3.3 Example: penguins

# penguins: bill length vs depth 
library(palmerpenguins) 
plot(penguins$bill_length_mm,
     penguins$bill_depth_mm,
     main = "Penguins Bill Dimensions",
     xlab = "Bill Length (mm)",
     ylab = "Bill Depth (mm)",
     col  = as.numeric(penguins$species),
     pch  = 19)


legend("bottomright",
       legend = levels(penguins$species),
       col = 1:3,
       pch = 19)

4 Line Chart

Line charts connect observations in order, ideal for time series.
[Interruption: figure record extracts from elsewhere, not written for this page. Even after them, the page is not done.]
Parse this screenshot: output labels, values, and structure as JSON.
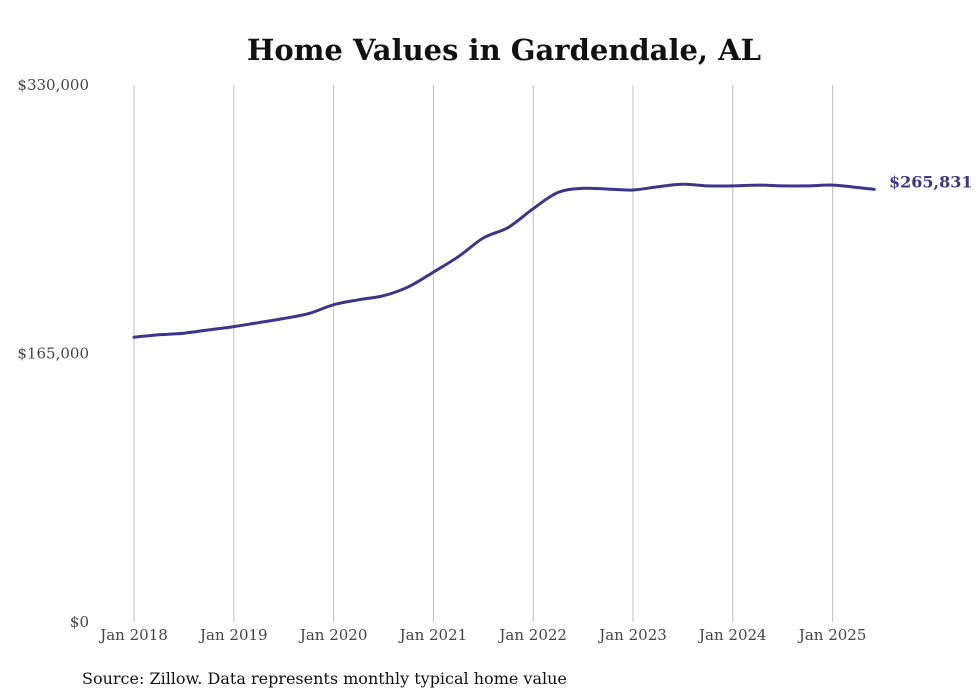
{
  "chart_data": {
    "type": "line",
    "title": "Home Values in Gardendale, AL",
    "xlabel": "",
    "ylabel": "",
    "ylim": [
      0,
      330000
    ],
    "yticks": [
      "$0",
      "$165,000",
      "$330,000"
    ],
    "ytick_values": [
      0,
      165000,
      330000
    ],
    "xticks": [
      "Jan 2018",
      "Jan 2019",
      "Jan 2020",
      "Jan 2021",
      "Jan 2022",
      "Jan 2023",
      "Jan 2024",
      "Jan 2025"
    ],
    "xtick_years": [
      2018,
      2019,
      2020,
      2021,
      2022,
      2023,
      2024,
      2025
    ],
    "xlim": [
      "2018-01",
      "2025-06"
    ],
    "grid": "vertical",
    "line_color": "#3d348b",
    "end_label": "$265,831",
    "series": [
      {
        "x": [
          "2018-01",
          "2018-04",
          "2018-07",
          "2018-10",
          "2019-01",
          "2019-04",
          "2019-07",
          "2019-10",
          "2020-01",
          "2020-04",
          "2020-07",
          "2020-10",
          "2021-01",
          "2021-04",
          "2021-07",
          "2021-10",
          "2022-01",
          "2022-04",
          "2022-07",
          "2022-10",
          "2023-01",
          "2023-04",
          "2023-07",
          "2023-10",
          "2024-01",
          "2024-04",
          "2024-07",
          "2024-10",
          "2025-01",
          "2025-04",
          "2025-06"
        ],
        "values": [
          175000,
          176500,
          177500,
          179500,
          181500,
          184000,
          186500,
          189500,
          195000,
          198000,
          200500,
          206000,
          215000,
          224500,
          236000,
          242500,
          254000,
          264000,
          266500,
          266000,
          265500,
          267500,
          269000,
          268000,
          268000,
          268500,
          268000,
          268000,
          268500,
          267000,
          265831
        ]
      }
    ],
    "source": "Source: Zillow. Data represents monthly typical home value"
  }
}
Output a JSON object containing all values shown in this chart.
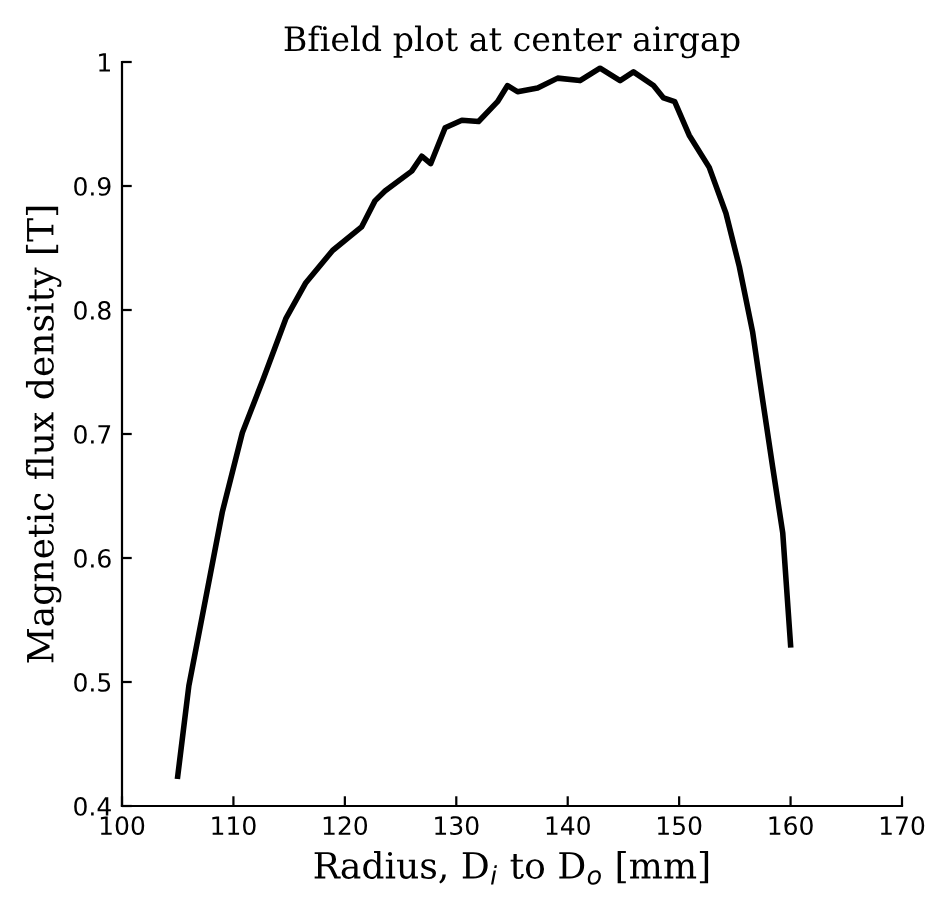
{
  "chart_data": {
    "type": "line",
    "title": "Bfield plot at center airgap",
    "xlabel": "Radius, D$_{i}$ to D$_{o}$ [mm]",
    "ylabel": "Magnetic flux density [T]",
    "x": [
      105,
      106,
      107.5,
      109,
      110.8,
      112.7,
      114.7,
      116.5,
      118.9,
      121.5,
      122.7,
      123.6,
      126,
      126.9,
      127.7,
      129,
      130.5,
      132,
      133.7,
      134.6,
      135.5,
      137.3,
      139.1,
      141.1,
      142.9,
      144.7,
      145.9,
      147.7,
      148.6,
      149.6,
      150.9,
      152.7,
      154.2,
      155.4,
      156.6,
      157.5,
      158.4,
      159.3,
      160
    ],
    "series": [
      {
        "color": "#000000",
        "values": [
          0.424,
          0.497,
          0.567,
          0.637,
          0.701,
          0.745,
          0.793,
          0.822,
          0.848,
          0.867,
          0.888,
          0.896,
          0.912,
          0.924,
          0.918,
          0.947,
          0.953,
          0.952,
          0.968,
          0.981,
          0.976,
          0.979,
          0.987,
          0.985,
          0.995,
          0.985,
          0.992,
          0.981,
          0.971,
          0.968,
          0.941,
          0.915,
          0.878,
          0.835,
          0.782,
          0.727,
          0.673,
          0.62,
          0.53
        ]
      }
    ],
    "xlim": [
      100,
      170
    ],
    "xticks": [
      100,
      110,
      120,
      130,
      140,
      150,
      160,
      170
    ],
    "ylim": [
      0.4,
      1
    ],
    "yticks": [
      0.4,
      0.5,
      0.6,
      0.7,
      0.8,
      0.9,
      1
    ],
    "grid": false,
    "legend": false,
    "marker": "none",
    "line_style": "solid"
  }
}
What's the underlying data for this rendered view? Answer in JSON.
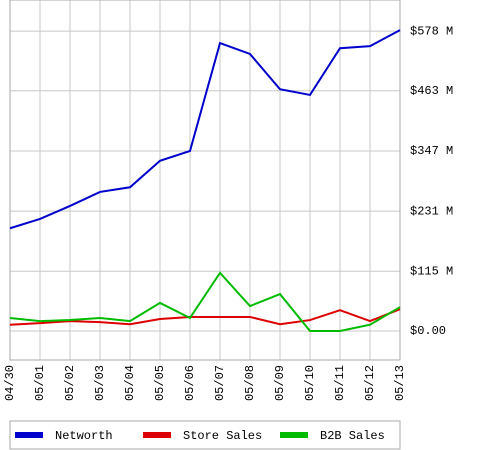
{
  "chart_data": {
    "type": "line",
    "categories": [
      "04/30",
      "05/01",
      "05/02",
      "05/03",
      "05/04",
      "05/05",
      "05/06",
      "05/07",
      "05/08",
      "05/09",
      "05/10",
      "05/11",
      "05/12",
      "05/13"
    ],
    "series": [
      {
        "name": "Networth",
        "color": "#0000cc",
        "values": [
          198,
          216,
          241,
          268,
          277,
          328,
          347,
          555,
          534,
          466,
          455,
          545,
          549,
          580
        ]
      },
      {
        "name": "Store Sales",
        "color": "#dd0000",
        "values": [
          12,
          15,
          19,
          17,
          13,
          23,
          27,
          27,
          27,
          13,
          21,
          40,
          19,
          42
        ]
      },
      {
        "name": "B2B Sales",
        "color": "#00bb00",
        "values": [
          25,
          19,
          21,
          25,
          19,
          54,
          25,
          112,
          48,
          71,
          0,
          0,
          12,
          46
        ]
      }
    ],
    "ylim": [
      -56,
      638
    ],
    "yticks": [
      {
        "value": 0,
        "label": "$0.00"
      },
      {
        "value": 115,
        "label": "$115 M"
      },
      {
        "value": 231,
        "label": "$231 M"
      },
      {
        "value": 347,
        "label": "$347 M"
      },
      {
        "value": 463,
        "label": "$463 M"
      },
      {
        "value": 578,
        "label": "$578 M"
      }
    ],
    "grid": true,
    "legend": "bottom"
  }
}
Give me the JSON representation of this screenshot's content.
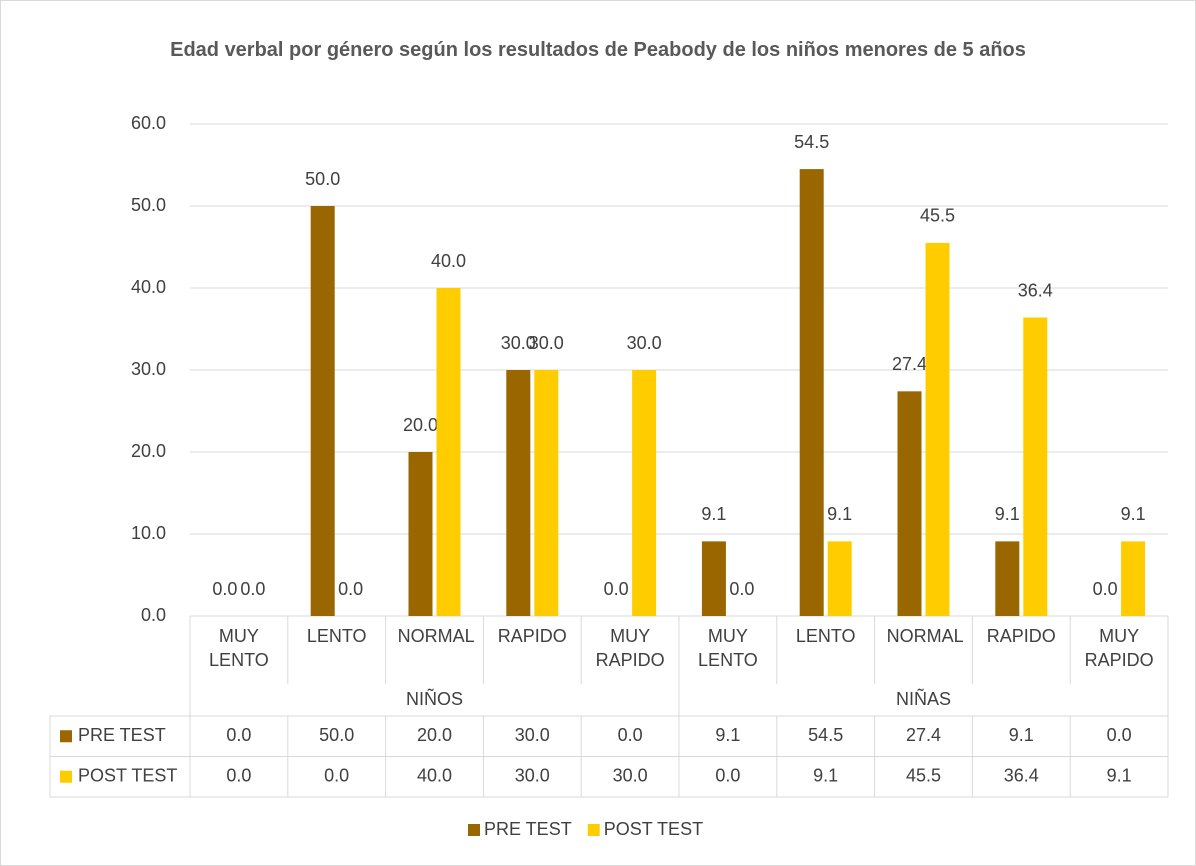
{
  "chart_data": {
    "type": "bar",
    "title": "Edad verbal por género según los resultados de Peabody de los niños menores de 5 años",
    "categories": [
      "MUY LENTO",
      "LENTO",
      "NORMAL",
      "RAPIDO",
      "MUY RAPIDO",
      "MUY LENTO",
      "LENTO",
      "NORMAL",
      "RAPIDO",
      "MUY RAPIDO"
    ],
    "groups": [
      "NIÑOS",
      "NIÑAS"
    ],
    "series": [
      {
        "name": "PRE TEST",
        "color": "#996600",
        "values": [
          0,
          50,
          20,
          30,
          0,
          9.1,
          54.5,
          27.4,
          9.1,
          0
        ],
        "value_labels": [
          "0.0",
          "50.0",
          "20.0",
          "30.0",
          "0.0",
          "9.1",
          "54.5",
          "27.4",
          "9.1",
          "0.0"
        ]
      },
      {
        "name": "POST TEST",
        "color": "#FFCC00",
        "values": [
          0,
          0,
          40,
          30,
          30,
          0,
          9.1,
          45.5,
          36.4,
          9.1
        ],
        "value_labels": [
          "0.0",
          "0.0",
          "40.0",
          "30.0",
          "30.0",
          "0.0",
          "9.1",
          "45.5",
          "36.4",
          "9.1"
        ]
      }
    ],
    "ylim": [
      0,
      60
    ],
    "yticks": [
      {
        "value": 0,
        "label": "0.0"
      },
      {
        "value": 10,
        "label": "10.0"
      },
      {
        "value": 20,
        "label": "20.0"
      },
      {
        "value": 30,
        "label": "30.0"
      },
      {
        "value": 40,
        "label": "40.0"
      },
      {
        "value": 50,
        "label": "50.0"
      },
      {
        "value": 60,
        "label": "60.0"
      }
    ],
    "grid": true
  }
}
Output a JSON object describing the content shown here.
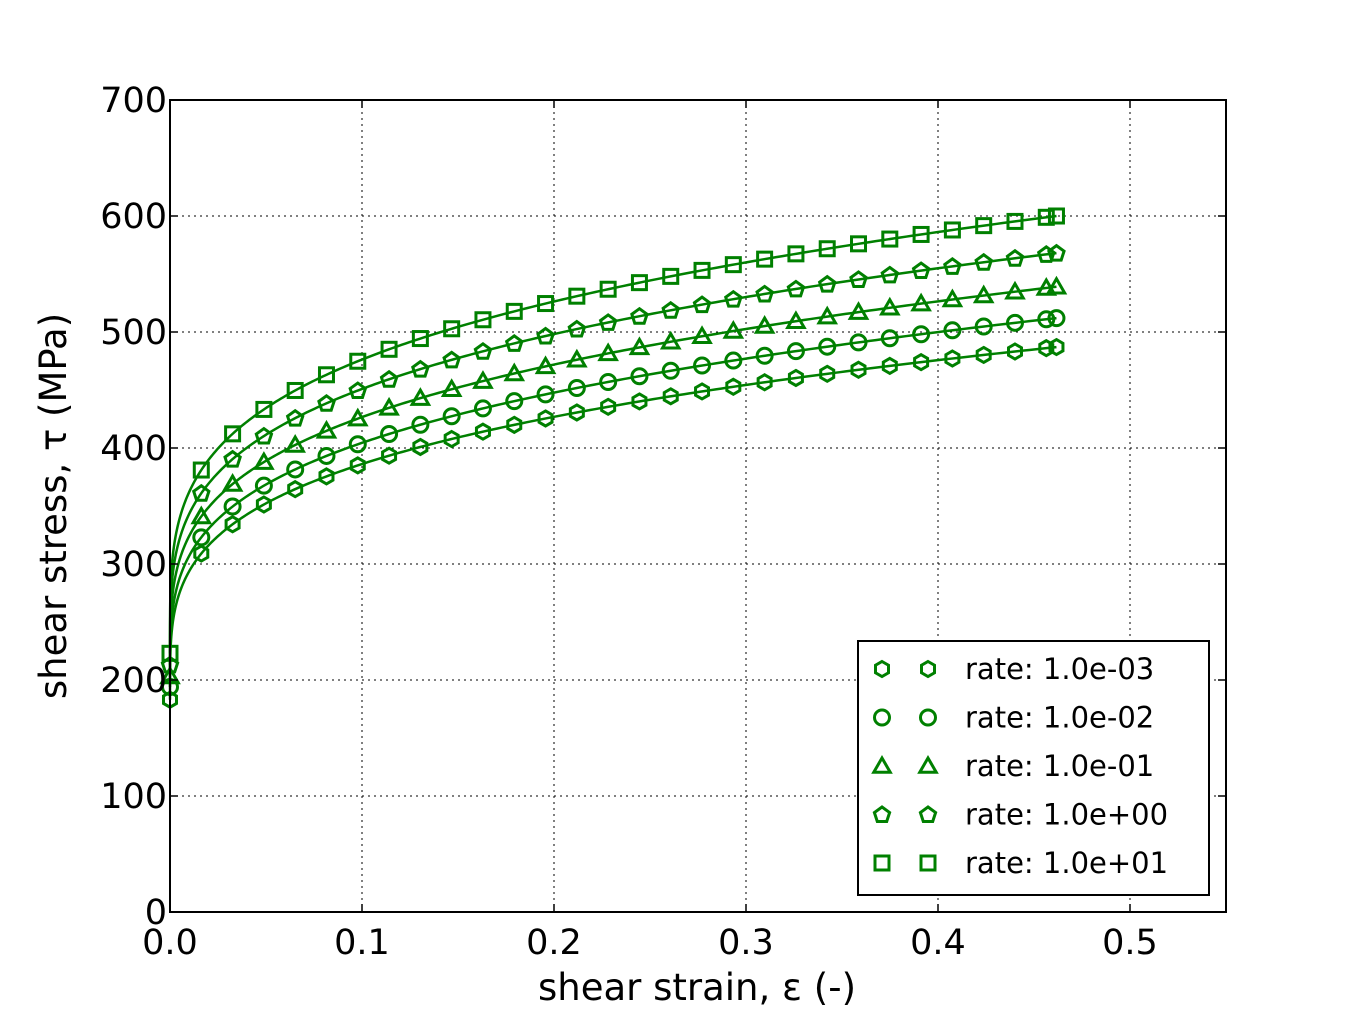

4.1 Example: AirPassengers

data(AirPassengers)

plot(AirPassengers,
     main = "Monthly Air Passengers (1949–1960)",
     xlab = "Year",
     ylab = "Passengers",
     type = "o",
     col  = "darkgreen",
     lty  = 2)

4.2 Example: mtcars (engine displacement vs horsepower)

with(mtcars,
     plot(disp, hp,
          type = "l",
          main = "HP vs Displacement",
          xlab = "Displacement (cu.in.)",
          ylab = "Horsepower",
          col  = "darkred",
          lwd  = 2))

4.3 Example: Nile river flow

data(Nile)
plot(Nile,
     main = "Annual Nile Flow",
     xlab = "Year",
     ylab = "Flow",
     type = "s",
     col  = "blue")

5 Histograms

Histograms show the distribution of a numeric variable.

5.1 Simple Histogram

hist(iris$Sepal.Length,
     main = "Distribution of Iris Sepal Length",
     xlab = "Sepal Length (cm)",
     col  = "lightgreen",
     breaks = 10)

5.2 Histogram with Normal Curve

h <- hist(mtcars$mpg,
          main = "MPG Distribution with Normal Curve",
          xlab = "MPG",
          col  = "lightgray",
          breaks = 8,
          freq   = FALSE)
# overlay normal density
xfit <- seq(min(mtcars$mpg), max(mtcars$mpg), length = 40)
yfit <- dnorm(xfit, mean = mean(mtcars$mpg), sd = sd(mtcars$mpg))
lines(xfit, yfit, col = "blue", lwd = 2)

5.3 Histogram by Facet of Groups

# penguins bill length by species
data(penguins)
par(mfrow = c(1, 3))
for(sp in levels(penguins$species)) {
  hist(penguins$bill_length_mm[penguins$species == sp],
       main = paste(sp, "Bill Length"),
       xlab = "Bill Length (mm)",
       col  = "lightsalmon",
       breaks = 10)
}

par(mfrow = c(1, 1))  # reset

6 Boxplots

Boxplots summarize distribution with quartiles and outliers.

6.1 Single Boxplot

boxplot(iris$Petal.Length,
        main = "Boxplot of Iris Petal Length",
        ylab = "Petal Length (cm)",
        col  = "violet")

6.2 Grouped Boxplot

boxplot(Petal.Length ~ Species, data = iris,
        main = "Petal Length by Iris Species",
        xlab = "Species",
        ylab = "Petal Length (cm)",
        col  = c("lightblue", "lightpink", "lightgreen"))

7 Conclusion

Base R graphics provide a flexible way to create and customize a wide range of plots. By mastering functions like plot(), lines(), barplot(), hist(), and boxplot(), along with their arguments (title, labels, colors, scales), students can effectively explore and present data.